In this theoretical example, let’s assume Tom is creating active full backups every Saturday and creates incremental backups on Monday through Friday. And let’s say Harry is creating synthetic full backups every Saturday. Also, because Harry doesn’t have to use resources from the source to create new backups, he also decides to create synthetic full backups on Wednesdays as well, with incremental backups being taken on Monday, Tuesday, Thursday, and Friday.
If both Tom and Harry suffer a data disaster on Friday, then to recover his data Tom has to spend time assembling a full backup from his previous active full backup the previous Saturday as well as his incremental backups that were made on Monday through Thursday. But Harry only has to use his synthetic full backup from Wednesday and his incremental backup from Thursday. Harry will be able to recover his data faster because he has less data to reassemble in order to recover it.
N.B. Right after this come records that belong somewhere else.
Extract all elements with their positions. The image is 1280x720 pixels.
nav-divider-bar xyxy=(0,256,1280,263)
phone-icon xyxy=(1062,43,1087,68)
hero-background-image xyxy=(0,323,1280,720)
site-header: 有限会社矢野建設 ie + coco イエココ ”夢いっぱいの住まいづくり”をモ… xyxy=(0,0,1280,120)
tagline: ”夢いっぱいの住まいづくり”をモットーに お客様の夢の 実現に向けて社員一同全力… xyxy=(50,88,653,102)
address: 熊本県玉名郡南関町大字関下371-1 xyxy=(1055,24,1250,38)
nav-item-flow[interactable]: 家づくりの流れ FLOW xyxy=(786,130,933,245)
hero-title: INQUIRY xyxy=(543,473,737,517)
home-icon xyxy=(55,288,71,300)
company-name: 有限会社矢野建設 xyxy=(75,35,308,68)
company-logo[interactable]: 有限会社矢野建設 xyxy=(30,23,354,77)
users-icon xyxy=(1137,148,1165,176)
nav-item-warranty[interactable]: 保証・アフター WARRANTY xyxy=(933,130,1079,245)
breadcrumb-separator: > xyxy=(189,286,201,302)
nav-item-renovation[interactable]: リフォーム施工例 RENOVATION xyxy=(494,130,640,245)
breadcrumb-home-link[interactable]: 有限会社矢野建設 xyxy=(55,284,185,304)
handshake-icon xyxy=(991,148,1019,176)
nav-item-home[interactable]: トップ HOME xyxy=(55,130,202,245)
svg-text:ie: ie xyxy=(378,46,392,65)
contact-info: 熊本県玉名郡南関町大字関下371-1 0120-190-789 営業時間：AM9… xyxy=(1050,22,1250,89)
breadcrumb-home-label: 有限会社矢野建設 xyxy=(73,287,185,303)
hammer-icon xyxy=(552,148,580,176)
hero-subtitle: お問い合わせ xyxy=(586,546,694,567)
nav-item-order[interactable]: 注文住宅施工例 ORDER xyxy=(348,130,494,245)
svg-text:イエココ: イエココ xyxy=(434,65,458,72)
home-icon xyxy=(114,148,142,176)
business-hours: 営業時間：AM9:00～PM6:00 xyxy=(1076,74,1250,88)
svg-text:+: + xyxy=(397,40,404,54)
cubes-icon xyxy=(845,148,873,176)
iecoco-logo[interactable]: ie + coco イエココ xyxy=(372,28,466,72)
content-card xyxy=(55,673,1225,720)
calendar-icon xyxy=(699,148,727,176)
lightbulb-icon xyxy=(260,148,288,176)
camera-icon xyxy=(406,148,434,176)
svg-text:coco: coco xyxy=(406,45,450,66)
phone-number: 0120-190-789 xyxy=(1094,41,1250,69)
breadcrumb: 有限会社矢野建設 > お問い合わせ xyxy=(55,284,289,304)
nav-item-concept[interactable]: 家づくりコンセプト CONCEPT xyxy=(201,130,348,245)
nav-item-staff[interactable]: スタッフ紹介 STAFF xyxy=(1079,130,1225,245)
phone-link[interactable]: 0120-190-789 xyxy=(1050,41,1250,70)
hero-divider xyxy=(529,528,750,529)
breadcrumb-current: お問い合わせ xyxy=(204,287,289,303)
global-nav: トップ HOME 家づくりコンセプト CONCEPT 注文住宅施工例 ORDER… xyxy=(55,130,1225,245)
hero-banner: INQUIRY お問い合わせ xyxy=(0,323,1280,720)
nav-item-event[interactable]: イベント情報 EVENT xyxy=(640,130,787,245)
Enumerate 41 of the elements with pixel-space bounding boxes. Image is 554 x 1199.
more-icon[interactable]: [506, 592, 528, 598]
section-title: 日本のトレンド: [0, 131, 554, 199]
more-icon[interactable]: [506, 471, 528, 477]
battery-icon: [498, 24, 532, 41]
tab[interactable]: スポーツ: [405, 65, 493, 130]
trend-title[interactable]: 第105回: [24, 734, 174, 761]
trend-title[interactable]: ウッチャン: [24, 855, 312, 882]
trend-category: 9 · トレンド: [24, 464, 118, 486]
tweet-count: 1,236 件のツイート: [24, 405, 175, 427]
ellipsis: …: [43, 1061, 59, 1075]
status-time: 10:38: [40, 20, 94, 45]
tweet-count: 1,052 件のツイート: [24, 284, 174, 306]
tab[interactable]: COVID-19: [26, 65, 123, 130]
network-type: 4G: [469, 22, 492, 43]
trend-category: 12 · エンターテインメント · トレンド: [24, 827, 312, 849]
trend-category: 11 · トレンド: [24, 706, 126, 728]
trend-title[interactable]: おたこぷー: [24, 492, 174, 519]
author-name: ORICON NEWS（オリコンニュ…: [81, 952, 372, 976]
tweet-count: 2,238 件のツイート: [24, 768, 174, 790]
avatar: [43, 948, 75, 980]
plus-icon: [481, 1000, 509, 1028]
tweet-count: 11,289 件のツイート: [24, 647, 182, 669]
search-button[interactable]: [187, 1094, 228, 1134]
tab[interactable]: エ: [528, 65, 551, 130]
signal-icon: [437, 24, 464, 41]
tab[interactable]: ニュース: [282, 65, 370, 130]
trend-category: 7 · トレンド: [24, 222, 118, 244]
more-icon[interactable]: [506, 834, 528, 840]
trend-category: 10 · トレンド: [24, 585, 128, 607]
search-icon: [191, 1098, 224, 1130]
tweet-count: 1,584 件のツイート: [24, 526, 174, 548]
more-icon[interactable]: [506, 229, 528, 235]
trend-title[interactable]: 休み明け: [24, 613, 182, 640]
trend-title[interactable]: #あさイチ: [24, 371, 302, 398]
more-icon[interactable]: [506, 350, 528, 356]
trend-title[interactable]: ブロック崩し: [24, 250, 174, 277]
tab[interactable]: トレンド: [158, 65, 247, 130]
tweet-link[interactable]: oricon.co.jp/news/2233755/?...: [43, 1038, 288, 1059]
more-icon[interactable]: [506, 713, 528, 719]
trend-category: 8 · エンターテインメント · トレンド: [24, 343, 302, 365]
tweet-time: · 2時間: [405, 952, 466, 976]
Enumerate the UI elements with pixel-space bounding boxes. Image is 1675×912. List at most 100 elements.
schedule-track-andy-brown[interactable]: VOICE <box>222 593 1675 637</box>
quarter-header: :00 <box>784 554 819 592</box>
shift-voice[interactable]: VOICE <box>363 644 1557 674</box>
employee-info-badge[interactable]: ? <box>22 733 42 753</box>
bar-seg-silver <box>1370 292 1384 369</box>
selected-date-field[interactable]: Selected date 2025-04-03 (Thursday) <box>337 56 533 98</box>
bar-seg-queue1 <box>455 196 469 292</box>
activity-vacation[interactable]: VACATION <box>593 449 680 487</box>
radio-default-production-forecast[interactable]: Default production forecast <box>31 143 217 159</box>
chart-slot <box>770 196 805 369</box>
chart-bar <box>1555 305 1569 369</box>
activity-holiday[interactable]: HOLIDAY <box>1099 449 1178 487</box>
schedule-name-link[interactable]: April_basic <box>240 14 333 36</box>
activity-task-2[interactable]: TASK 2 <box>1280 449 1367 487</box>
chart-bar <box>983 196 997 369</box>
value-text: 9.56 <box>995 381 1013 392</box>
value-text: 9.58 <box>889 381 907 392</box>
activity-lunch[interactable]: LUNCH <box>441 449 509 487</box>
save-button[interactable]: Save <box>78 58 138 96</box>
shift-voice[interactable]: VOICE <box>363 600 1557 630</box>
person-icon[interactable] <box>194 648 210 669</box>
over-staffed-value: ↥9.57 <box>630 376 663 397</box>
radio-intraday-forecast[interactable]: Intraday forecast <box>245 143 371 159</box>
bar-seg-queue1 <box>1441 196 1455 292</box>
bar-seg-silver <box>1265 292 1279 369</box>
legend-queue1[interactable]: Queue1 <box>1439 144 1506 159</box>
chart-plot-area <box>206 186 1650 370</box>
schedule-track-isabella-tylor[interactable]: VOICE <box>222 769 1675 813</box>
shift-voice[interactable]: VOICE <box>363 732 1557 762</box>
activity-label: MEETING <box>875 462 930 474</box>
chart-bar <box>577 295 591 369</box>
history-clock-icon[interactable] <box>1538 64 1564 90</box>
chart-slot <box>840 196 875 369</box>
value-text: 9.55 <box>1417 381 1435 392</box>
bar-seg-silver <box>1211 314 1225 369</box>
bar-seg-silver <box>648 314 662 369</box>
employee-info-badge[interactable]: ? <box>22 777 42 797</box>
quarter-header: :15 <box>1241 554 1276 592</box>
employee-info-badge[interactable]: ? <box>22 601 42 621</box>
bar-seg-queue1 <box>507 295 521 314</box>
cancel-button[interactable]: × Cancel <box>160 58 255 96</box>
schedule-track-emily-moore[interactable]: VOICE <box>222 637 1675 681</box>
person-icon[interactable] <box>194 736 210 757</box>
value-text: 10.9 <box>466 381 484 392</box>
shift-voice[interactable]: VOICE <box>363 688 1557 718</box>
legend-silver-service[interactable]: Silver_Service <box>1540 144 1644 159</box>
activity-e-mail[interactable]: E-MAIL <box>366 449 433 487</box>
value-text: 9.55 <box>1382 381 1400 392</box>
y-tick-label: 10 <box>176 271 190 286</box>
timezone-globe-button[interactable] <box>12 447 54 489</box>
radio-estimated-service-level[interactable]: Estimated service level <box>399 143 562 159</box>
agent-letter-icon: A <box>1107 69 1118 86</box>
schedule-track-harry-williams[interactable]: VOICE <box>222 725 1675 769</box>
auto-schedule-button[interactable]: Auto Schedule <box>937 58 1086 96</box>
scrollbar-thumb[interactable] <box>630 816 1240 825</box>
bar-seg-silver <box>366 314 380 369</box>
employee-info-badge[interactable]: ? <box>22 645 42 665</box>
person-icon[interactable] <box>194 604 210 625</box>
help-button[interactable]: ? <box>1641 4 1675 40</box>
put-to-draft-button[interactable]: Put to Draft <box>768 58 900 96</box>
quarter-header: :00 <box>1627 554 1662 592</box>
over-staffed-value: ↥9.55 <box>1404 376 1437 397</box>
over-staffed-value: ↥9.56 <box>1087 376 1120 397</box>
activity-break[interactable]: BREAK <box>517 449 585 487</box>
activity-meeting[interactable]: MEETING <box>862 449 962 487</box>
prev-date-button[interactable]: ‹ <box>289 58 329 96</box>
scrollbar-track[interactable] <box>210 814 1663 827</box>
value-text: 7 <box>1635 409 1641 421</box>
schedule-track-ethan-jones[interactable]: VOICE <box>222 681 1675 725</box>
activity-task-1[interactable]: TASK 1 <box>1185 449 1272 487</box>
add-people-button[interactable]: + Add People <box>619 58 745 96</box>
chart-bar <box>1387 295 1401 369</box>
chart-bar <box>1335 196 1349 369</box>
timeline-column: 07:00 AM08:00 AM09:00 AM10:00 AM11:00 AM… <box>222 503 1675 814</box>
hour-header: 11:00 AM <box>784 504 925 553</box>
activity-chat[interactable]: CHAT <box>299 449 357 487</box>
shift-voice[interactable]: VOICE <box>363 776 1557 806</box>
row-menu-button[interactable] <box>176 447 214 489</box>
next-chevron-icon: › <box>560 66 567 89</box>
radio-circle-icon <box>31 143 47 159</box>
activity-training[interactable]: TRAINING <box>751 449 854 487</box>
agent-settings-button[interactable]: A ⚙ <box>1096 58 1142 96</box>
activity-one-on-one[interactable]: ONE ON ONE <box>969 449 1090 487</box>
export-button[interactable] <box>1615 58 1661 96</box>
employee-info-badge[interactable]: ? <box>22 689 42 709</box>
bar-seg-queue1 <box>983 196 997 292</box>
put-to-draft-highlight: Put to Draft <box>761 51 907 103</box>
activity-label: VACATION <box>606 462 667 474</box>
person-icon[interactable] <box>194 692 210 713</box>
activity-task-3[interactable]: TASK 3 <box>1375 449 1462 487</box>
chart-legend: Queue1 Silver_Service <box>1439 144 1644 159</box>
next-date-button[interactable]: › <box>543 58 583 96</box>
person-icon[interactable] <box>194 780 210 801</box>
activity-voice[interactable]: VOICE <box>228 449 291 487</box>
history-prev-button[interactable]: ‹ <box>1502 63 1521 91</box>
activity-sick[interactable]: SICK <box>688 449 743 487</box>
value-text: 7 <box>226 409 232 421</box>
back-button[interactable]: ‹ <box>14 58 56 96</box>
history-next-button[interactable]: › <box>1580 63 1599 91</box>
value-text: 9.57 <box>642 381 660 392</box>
Of course, synthetic full backups do have the potential downside of placing most of the resource usage on the backup repository, so it’s not a good method to use if your backup repository is in frequent use or it’s slow, since either will cause backups and restoring data to take more time.
This also applies if you’re using a data deduplication appliance as your backup repository since such appliances are typically optimized to write data instead of reading data. And synthetic backups require reading the data from your previous synthetic full backup and incremental backups to create an updated synthetic full backup.
But if you live in a world where your virtual machine is hosted on a source that commonly sees a high percentage of resource usage from other virtual machines it hosts, they’re worth your time to set up and see if they work for you.
Forever Incremental Backup
One final method also worth considering is the forever-incremental backup. This method is something of a cross between an active full backup and a synthetic backup. Like both of them, an active full backup is required to begin, and then just like with a synthetic full backup, only incremental backups are taken afterward. But unlike a synthetic full backup, a full synthetic backup of the incremental backups is never assembled.
Instead, after each incremental backup is run, the data from that backup is divided into individual blocks, deduplicated, and given a unique reference number that’s kept track of via a recovery point. A recovery point is like a catalogue that keeps track of where each piece of data lives on your backup repository so that a complete backup of your source can be reassembled when you need it.
So, for a third time, let’s suppose you need to restore from your source after it failed on a Wednesday. Your backup repository will reference the recovery point you are restoring from, and then go to each individual block of data in the backup repository that’s referenced by the recovery point to reassemble your virtual machine.
Like synthetic backups, this has the benefit of not straining your source host or network traffic, but like active backups, it also has the benefit of not straining your backup repository at all until you absolutely need to restore your data. It also saves a lot more space than active and synthetic full backups since it never keeps data in incremental or synthetic backup files, but rather as deduplicated individual blocks.
Not every backup repository or software will offer this method, but for those that do, it might be the best of both worlds, depending on your needs.
There’s no one perfect solution for virtual machine backup. Like everything in life, there’s a value tradeoff to make and that means the way your IT infrastructure is used each day and your organization’s policies will largely determine which one is the best fit for you. This choice is up to you, but now you’re better equipped to make that choice.